How women lawyers gained entry into the legal profession

Is there such a thing as WOMEN LAWYERS?

Throughout the history of the legal system, there was no women evident in the legal profession.
When attorneys, proctors and solicitors joined together in 1739, they founded the Society of Gentleman Practitioners in the Courts of Equity.

Women had to fight hard to be allowed entry into the profession, and it was not until the 20th century until they’ve made it.

Take for example, re Edith Haynes [1904] 6 WALR 209, according to the writer of English Heritage.
Issues that arose with the admission of women into the legal profession for all sorts of reasons such as that they did not really dare to be different from their male colleagues and did not dare to be women lawyers.
To be different, to change the codes of conduct derived from rules developed on the playing fields of Eton for the male members of the British aristocracy, would have been to invite ostracism (see 1), and the attention of the Ethics committee; to assert that women were different with different needs would be an acknowledgement of incompetence: to question the bias of the law would have been to invite judgement as to one’s fitness to be a member of the profession.

The writer of English Heritage believed that they deserved the comment of the graffitist who wrote
‘Women who want equality lack ambition’.

In his ‘State of the Judicature’ Speech today, the Chief Justice acknowledged, as did Sir Anthony Mason four years ago, that:

‘[o]ther things being equal, it would strengthen the judiciary to have an increase in the proportion of women judges and judges drawn from minority groups.’

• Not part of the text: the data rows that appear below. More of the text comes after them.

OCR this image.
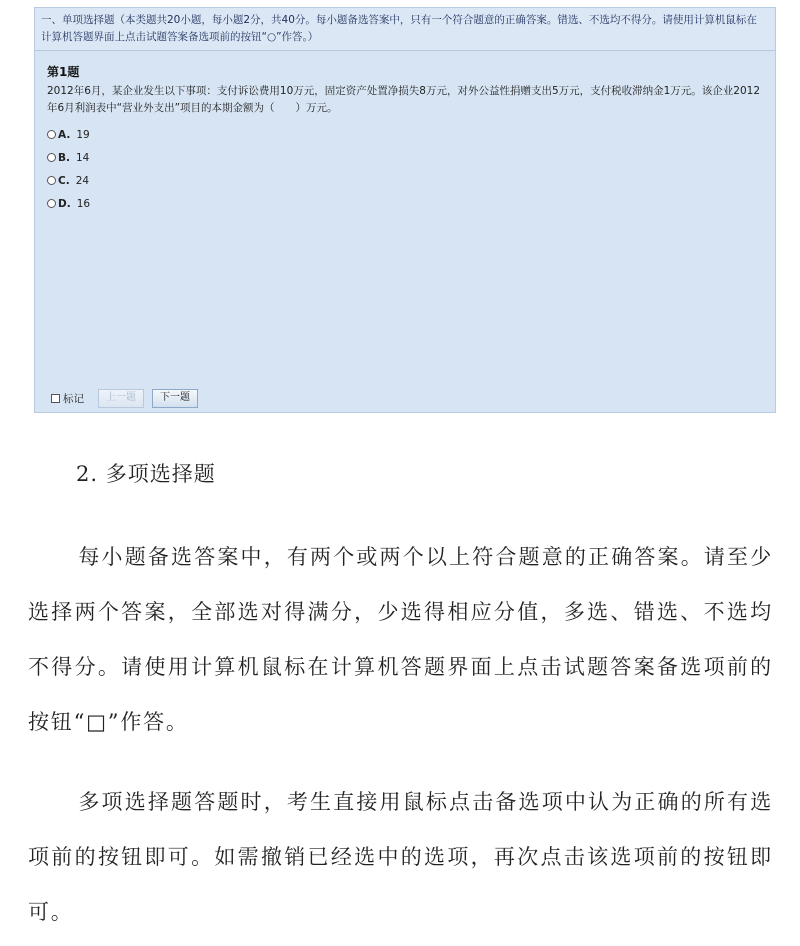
一、单项选择题（本类题共20小题，每小题2分，共40分。每小题备选答案中，只有一个符合题意的正确答案。错选、不选均不得分。请使用计算机鼠标在计算机答题界面上点击试题答案备选项前的按钮“○”作答。）
第1题
2012年6月，某企业发生以下事项：支付诉讼费用10万元，固定资产处置净损失8万元，对外公益性捐赠支出5万元，支付税收滞纳金1万元。该企业2012年6月利润表中“营业外支出”项目的本期金额为（　　）万元。
A. 19
B. 14
C. 24
D. 16
标记	上一题	下一题
2. 多项选择题
每小题备选答案中，有两个或两个以上符合题意的正确答案。请至少选择两个答案，全部选对得满分，少选得相应分值，多选、错选、不选均不得分。请使用计算机鼠标在计算机答题界面上点击试题答案备选项前的按钮“□”作答。
多项选择题答题时，考生直接用鼠标点击备选项中认为正确的所有选项前的按钮即可。如需撤销已经选中的选项，再次点击该选项前的按钮即可。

This statement is to be treated as directed to the maintenance of public confidence in the judiciary, although it is a matter of great importance.
Justice is done only if irrelevant distinctions are disregarded , and proper account is taken of the genuinely different needs and circumstances of those who come before the courts.

That is the task that can properly be undertaken only if members of the profession and the judiciary ignore those irrelevancies and are sensitive to those differences.

In fact, Burnside J referred to the time ‘before women were recognised in any legal capacity’. He is referring to the fact that married women were regarded as having no legal capacity to sue or be sued or to own property or even their own wages until the Married Women’s Property Acts of the 1890s.

However, his statement was false, and the disability in law applied to those under the age of majority and to married women.

1 Ostracism: was a procedure under the Athenian democracy in which any citizen could be expelled from the city-state of Athens for ten years.